Maharg was employed at Baldwin Locomotive Works in 1919 when he was contacted by Bill Burns, a former big-league pitcher. Burns asked for a meeting in New York, where the Philadelphian was introduced to White Sox players Eddie Cicotte and Chick Gandil. For $100,000 to be split among those involved, they told Maharg, they’d guarantee Chicago would lose.

FILE - This undated file photo shows Chicago White Sox pitcher Eddie Cicotte, one of the key members from the infamous 1919 Black Sox scandal.
AP
FILE - This undated file photo shows Chicago White Sox pitcher Eddie Cicotte, one of the key members from the infamous 1919 Black Sox scandal.

“Maharg had neither the brains nor the bankroll necessary to make a living gambling himself,” wrote Bill Lamb in his biography of the Philadelphian for the Society of American Baseball Research, “but as an ex-prizefighter, he was well-acquainted with the gambling fraternity.”

Realizing Philadelphia bookies didn’t trade in the kind of cash the players and crooked bettors expected, Maharg solicited Rothstein. New York’s gambling czar initially turned down the offer as too risky, then changed his mind. Though White Sox owner Charles Comiskey had offered a $10,000 reward for information implicating his players, Maharg insisted money wasn’t his motivation.

“I didn’t talk for the money,” he said. “My idea was to show how such a nice double-cross was rung up. People that know me know that I wouldn’t take the $10,000, and people that don’t know me, I don’t care what they think.”

The story breaks

The North American story hit the national wires, and the stone wall around the rumors instantly disintegrated.

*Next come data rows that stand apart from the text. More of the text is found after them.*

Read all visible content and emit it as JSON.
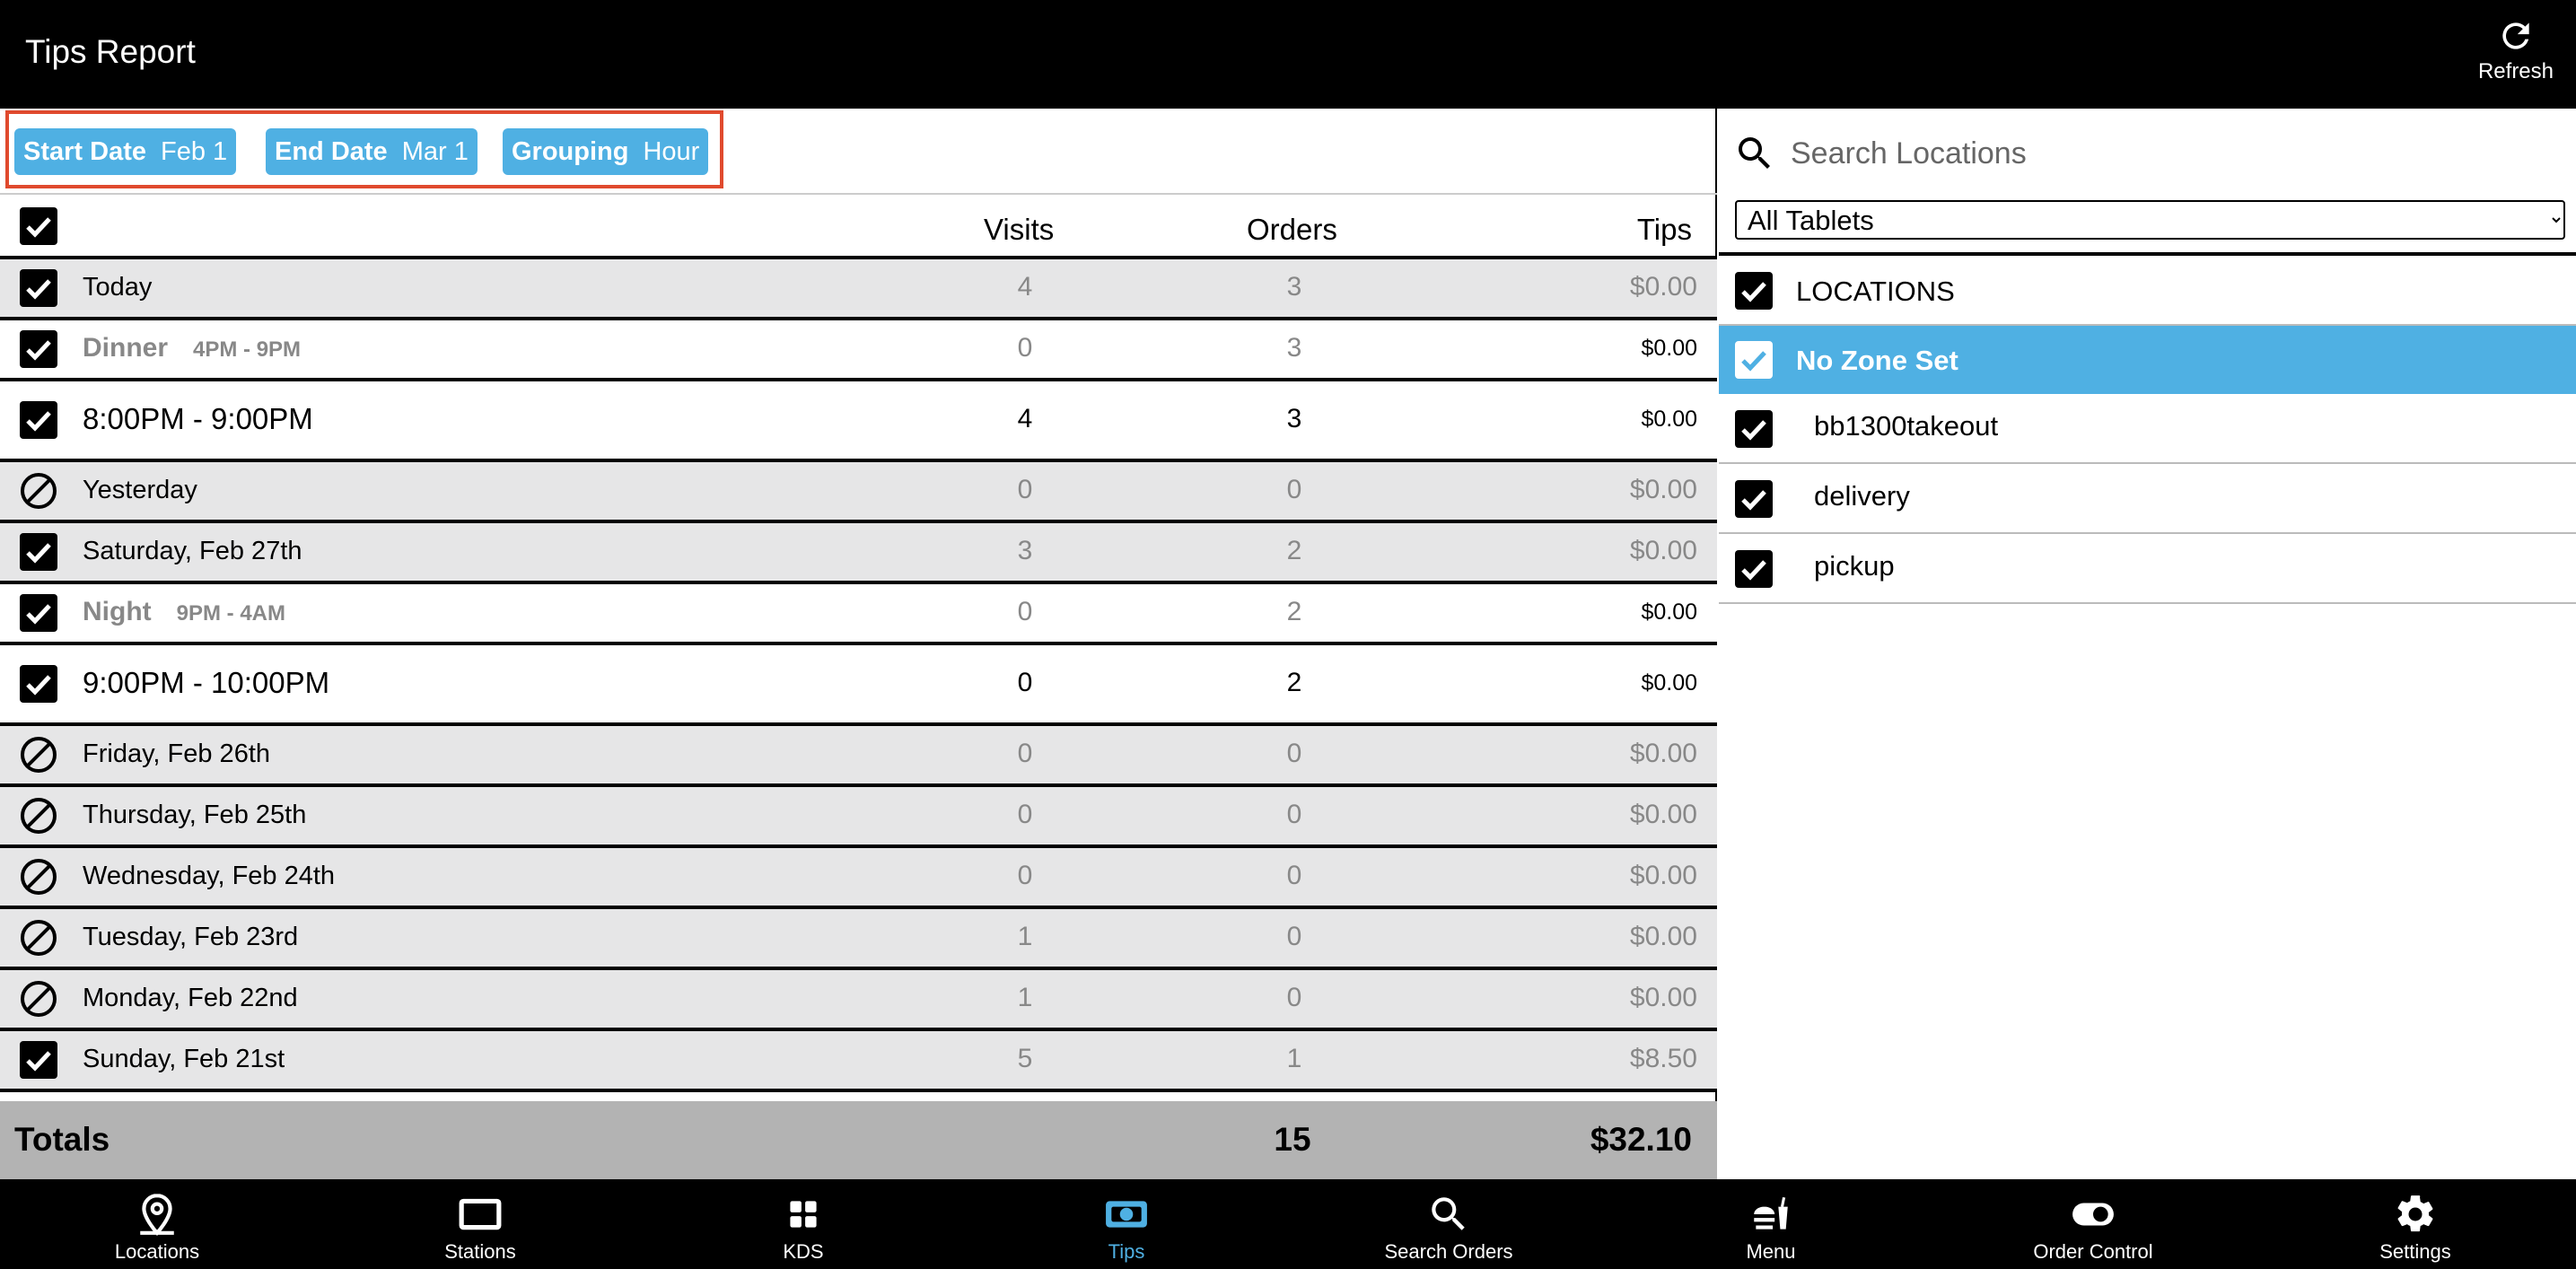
{
  "header": {
    "title": "Tips Report",
    "refresh_label": "Refresh",
    "refresh_icon": "refresh-icon"
  },
  "filters": {
    "start_date": {
      "label": "Start Date",
      "value": "Feb 1"
    },
    "end_date": {
      "label": "End Date",
      "value": "Mar 1"
    },
    "grouping": {
      "label": "Grouping",
      "value": "Hour"
    }
  },
  "table": {
    "columns": {
      "visits": "Visits",
      "orders": "Orders",
      "tips": "Tips"
    },
    "rows": [
      {
        "label": "Today",
        "sub": "",
        "visits": "4",
        "orders": "3",
        "tips": "$0.00",
        "check": "checked",
        "style": "day"
      },
      {
        "label": "Dinner",
        "sub": "4PM - 9PM",
        "visits": "0",
        "orders": "3",
        "tips": "$0.00",
        "check": "checked",
        "style": "period"
      },
      {
        "label": "8:00PM - 9:00PM",
        "sub": "",
        "visits": "4",
        "orders": "3",
        "tips": "$0.00",
        "check": "checked",
        "style": "hour"
      },
      {
        "label": "Yesterday",
        "sub": "",
        "visits": "0",
        "orders": "0",
        "tips": "$0.00",
        "check": "disabled",
        "style": "day"
      },
      {
        "label": "Saturday, Feb 27th",
        "sub": "",
        "visits": "3",
        "orders": "2",
        "tips": "$0.00",
        "check": "checked",
        "style": "day"
      },
      {
        "label": "Night",
        "sub": "9PM - 4AM",
        "visits": "0",
        "orders": "2",
        "tips": "$0.00",
        "check": "checked",
        "style": "period"
      },
      {
        "label": "9:00PM - 10:00PM",
        "sub": "",
        "visits": "0",
        "orders": "2",
        "tips": "$0.00",
        "check": "checked",
        "style": "hour"
      },
      {
        "label": "Friday, Feb 26th",
        "sub": "",
        "visits": "0",
        "orders": "0",
        "tips": "$0.00",
        "check": "disabled",
        "style": "day"
      },
      {
        "label": "Thursday, Feb 25th",
        "sub": "",
        "visits": "0",
        "orders": "0",
        "tips": "$0.00",
        "check": "disabled",
        "style": "day"
      },
      {
        "label": "Wednesday, Feb 24th",
        "sub": "",
        "visits": "0",
        "orders": "0",
        "tips": "$0.00",
        "check": "disabled",
        "style": "day"
      },
      {
        "label": "Tuesday, Feb 23rd",
        "sub": "",
        "visits": "1",
        "orders": "0",
        "tips": "$0.00",
        "check": "disabled",
        "style": "day"
      },
      {
        "label": "Monday, Feb 22nd",
        "sub": "",
        "visits": "1",
        "orders": "0",
        "tips": "$0.00",
        "check": "disabled",
        "style": "day"
      },
      {
        "label": "Sunday, Feb 21st",
        "sub": "",
        "visits": "5",
        "orders": "1",
        "tips": "$8.50",
        "check": "checked",
        "style": "day"
      }
    ],
    "totals": {
      "label": "Totals",
      "orders": "15",
      "tips": "$32.10"
    }
  },
  "locations": {
    "search_placeholder": "Search Locations",
    "tablet_filter": "All Tablets",
    "header_label": "LOCATIONS",
    "zone_label": "No Zone Set",
    "items": [
      "bb1300takeout",
      "delivery",
      "pickup"
    ]
  },
  "nav": [
    {
      "label": "Locations",
      "icon": "map-pin-icon",
      "active": false
    },
    {
      "label": "Stations",
      "icon": "tablet-icon",
      "active": false
    },
    {
      "label": "KDS",
      "icon": "grid-icon",
      "active": false
    },
    {
      "label": "Tips",
      "icon": "money-icon",
      "active": true
    },
    {
      "label": "Search Orders",
      "icon": "search-icon",
      "active": false
    },
    {
      "label": "Menu",
      "icon": "food-icon",
      "active": false
    },
    {
      "label": "Order Control",
      "icon": "toggle-icon",
      "active": false
    },
    {
      "label": "Settings",
      "icon": "gear-icon",
      "active": false
    }
  ],
  "colors": {
    "accent": "#4fb0e3",
    "highlight_border": "#e04a2e",
    "grey_row": "#e6e6e7",
    "totals_bg": "#b3b3b3"
  }
}
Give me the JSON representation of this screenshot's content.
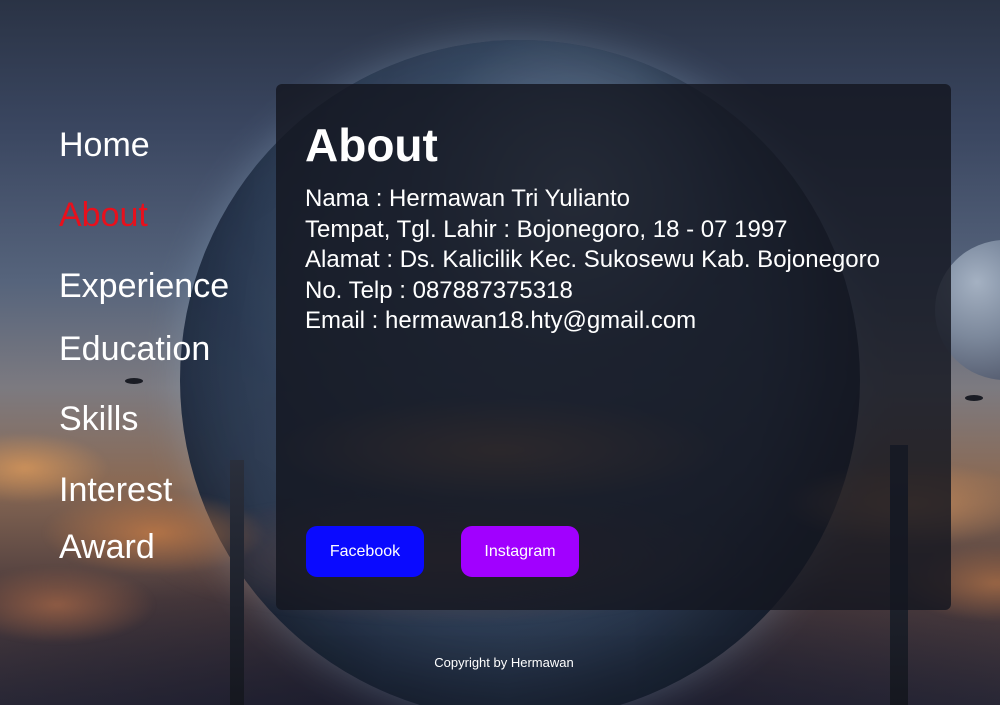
{
  "nav": {
    "items": [
      {
        "label": "Home",
        "active": false
      },
      {
        "label": "About",
        "active": true
      },
      {
        "label": "Experience",
        "active": false
      },
      {
        "label": "Education",
        "active": false
      },
      {
        "label": "Skills",
        "active": false
      },
      {
        "label": "Interest",
        "active": false
      },
      {
        "label": "Award",
        "active": false
      }
    ],
    "active_color": "#e8101c"
  },
  "about": {
    "title": "About",
    "lines": [
      "Nama : Hermawan Tri Yulianto",
      "Tempat, Tgl. Lahir : Bojonegoro, 18 - 07 1997",
      "Alamat : Ds. Kalicilik Kec. Sukosewu Kab. Bojonegoro",
      "No. Telp : 087887375318",
      "Email : hermawan18.hty@gmail.com"
    ]
  },
  "social": {
    "facebook_label": "Facebook",
    "facebook_color": "#0a0aff",
    "instagram_label": "Instagram",
    "instagram_color": "#a100ff"
  },
  "footer": {
    "copyright": "Copyright by Hermawan"
  }
}
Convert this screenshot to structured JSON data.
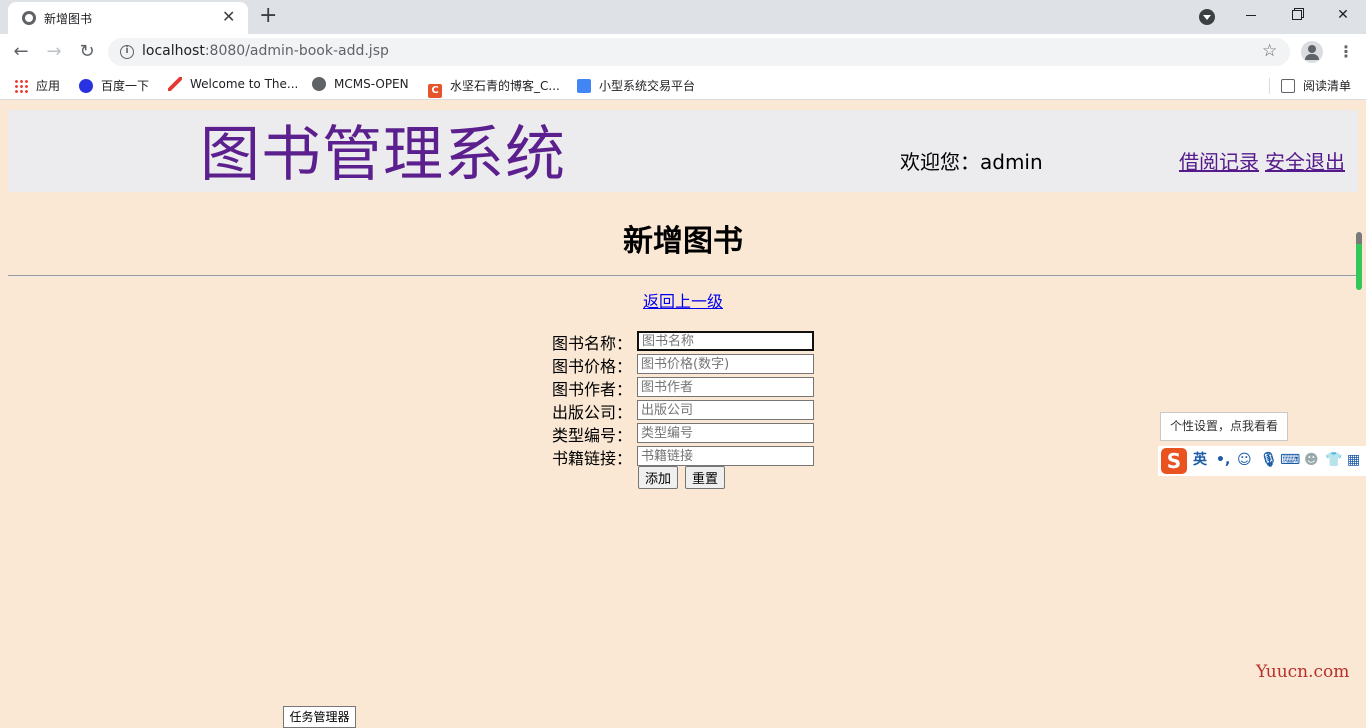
{
  "browser": {
    "tab_title": "新增图书",
    "tab_close": "✕",
    "new_tab": "+",
    "url_host": "localhost",
    "url_path": ":8080/admin-book-add.jsp",
    "window_buttons": {
      "minimize": "minimize",
      "maximize": "maximize",
      "close": "✕"
    },
    "nav": {
      "back": "←",
      "forward": "→",
      "reload": "↻"
    },
    "bookmarks": [
      {
        "label": "应用",
        "icon": "apps-grid-icon"
      },
      {
        "label": "百度一下",
        "icon": "baidu-paw-icon"
      },
      {
        "label": "Welcome to The...",
        "icon": "pen-icon"
      },
      {
        "label": "MCMS-OPEN",
        "icon": "globe-icon"
      },
      {
        "label": "水坚石青的博客_C...",
        "icon": "csdn-c-icon"
      },
      {
        "label": "小型系统交易平台",
        "icon": "document-icon"
      }
    ],
    "reading_list": "阅读清单"
  },
  "header": {
    "system_title": "图书管理系统",
    "welcome": "欢迎您：admin",
    "borrow_link": "借阅记录",
    "logout_link": "安全退出"
  },
  "main": {
    "heading": "新增图书",
    "back_link": "返回上一级",
    "fields": [
      {
        "label": "图书名称：",
        "placeholder": "图书名称",
        "value": ""
      },
      {
        "label": "图书价格：",
        "placeholder": "图书价格(数字)",
        "value": ""
      },
      {
        "label": "图书作者：",
        "placeholder": "图书作者",
        "value": ""
      },
      {
        "label": "出版公司：",
        "placeholder": "出版公司",
        "value": ""
      },
      {
        "label": "类型编号：",
        "placeholder": "类型编号",
        "value": ""
      },
      {
        "label": "书籍链接：",
        "placeholder": "书籍链接",
        "value": ""
      }
    ],
    "add_button": "添加",
    "reset_button": "重置"
  },
  "ime": {
    "tooltip": "个性设置，点我看看",
    "logo": "S",
    "mode": "英",
    "punct": "•,"
  },
  "watermark": "Yuucn.com",
  "taskbar_tooltip": "任务管理器"
}
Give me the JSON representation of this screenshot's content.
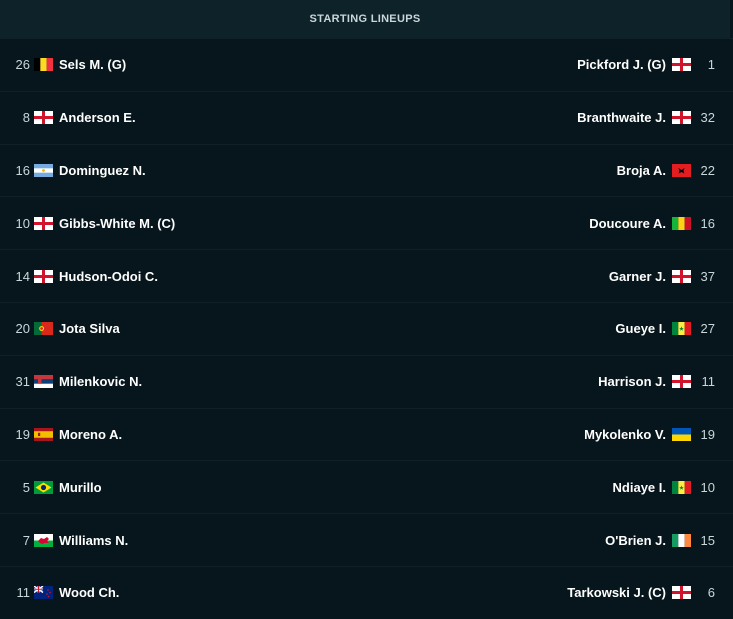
{
  "header": {
    "title": "STARTING LINEUPS"
  },
  "home": [
    {
      "number": "26",
      "name": "Sels M. (G)",
      "flag": "belgium-flag"
    },
    {
      "number": "8",
      "name": "Anderson E.",
      "flag": "england-flag"
    },
    {
      "number": "16",
      "name": "Dominguez N.",
      "flag": "argentina-flag"
    },
    {
      "number": "10",
      "name": "Gibbs-White M. (C)",
      "flag": "england-flag"
    },
    {
      "number": "14",
      "name": "Hudson-Odoi C.",
      "flag": "england-flag"
    },
    {
      "number": "20",
      "name": "Jota Silva",
      "flag": "portugal-flag"
    },
    {
      "number": "31",
      "name": "Milenkovic N.",
      "flag": "serbia-flag"
    },
    {
      "number": "19",
      "name": "Moreno A.",
      "flag": "spain-flag"
    },
    {
      "number": "5",
      "name": "Murillo",
      "flag": "brazil-flag"
    },
    {
      "number": "7",
      "name": "Williams N.",
      "flag": "wales-flag"
    },
    {
      "number": "11",
      "name": "Wood Ch.",
      "flag": "new-zealand-flag"
    }
  ],
  "away": [
    {
      "number": "1",
      "name": "Pickford J. (G)",
      "flag": "england-flag"
    },
    {
      "number": "32",
      "name": "Branthwaite J.",
      "flag": "england-flag"
    },
    {
      "number": "22",
      "name": "Broja A.",
      "flag": "albania-flag"
    },
    {
      "number": "16",
      "name": "Doucoure A.",
      "flag": "mali-flag"
    },
    {
      "number": "37",
      "name": "Garner J.",
      "flag": "england-flag"
    },
    {
      "number": "27",
      "name": "Gueye I.",
      "flag": "senegal-flag"
    },
    {
      "number": "11",
      "name": "Harrison J.",
      "flag": "england-flag"
    },
    {
      "number": "19",
      "name": "Mykolenko V.",
      "flag": "ukraine-flag"
    },
    {
      "number": "10",
      "name": "Ndiaye I.",
      "flag": "senegal-flag"
    },
    {
      "number": "15",
      "name": "O'Brien J.",
      "flag": "ireland-flag"
    },
    {
      "number": "6",
      "name": "Tarkowski J. (C)",
      "flag": "england-flag"
    }
  ]
}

The next day, Cicotte and teammate “Shoeless Joe” Jackson admitted taking money to lose the games, though they said they hadn’t lost on purpose.

Joseph "Shoeless Joe" Jackson admitted to taking money to lose games, but did not admit to losing them on purpose.
AP
Joseph "Shoeless Joe" Jackson admitted to taking money to lose games, but did not admit to losing them on purpose.

The reaction across baseball-crazed America was breathless outrage. A Philadelphia Evening Bulletin editorial was typical, comparing the indicted players to “the soldier or sailor who would sell out his country and its flag in a time of war.”

Maharg wasn’t called before the grand jury, which on Oct. 20 returned indictments against eight players and two gamblers. He went on to be a prosecution witness at their trial. His testimony didn’t help. All were acquitted.

He found steady work at the Ford auto plant in Chester and spent the rest of his life at a farm he owned in Philadelphia’s Burholme section. A hunter, he raised dogs there. Maharg died in 1953 at 65.

Isaminger, meanwhile, moved to The Inquirer in 1921 and was its chief baseball writer until he suffered a stroke in 1940. He was elected president of the Baseball Writers Association of America in 1934 and in 1974, nine years after his death, was inducted into the writers’ wing of baseball’s Hall of Fame.

Curiously, while news of the scandal generated cynicism and outrage elsewhere, Philadelphia’s baseball fans — famous for both those qualities — reacted with uncharacteristic grace.

On Sept. 29, a day The Inquirer blasted bold headlines on the scandal atop its front page, the A’s played at Shibe Park. Manager Connie Mack expected rancor and disillusionment from the crowd. Instead, Mack biographer Norman Macht wrote, “about 15,000 people awaited him. As soon as they spotted him in the dugout, they stood and gave him the kind of ovation usually reserved for a game-winning hero.

“They were telling me,” Mack said, “they still believed in baseball.”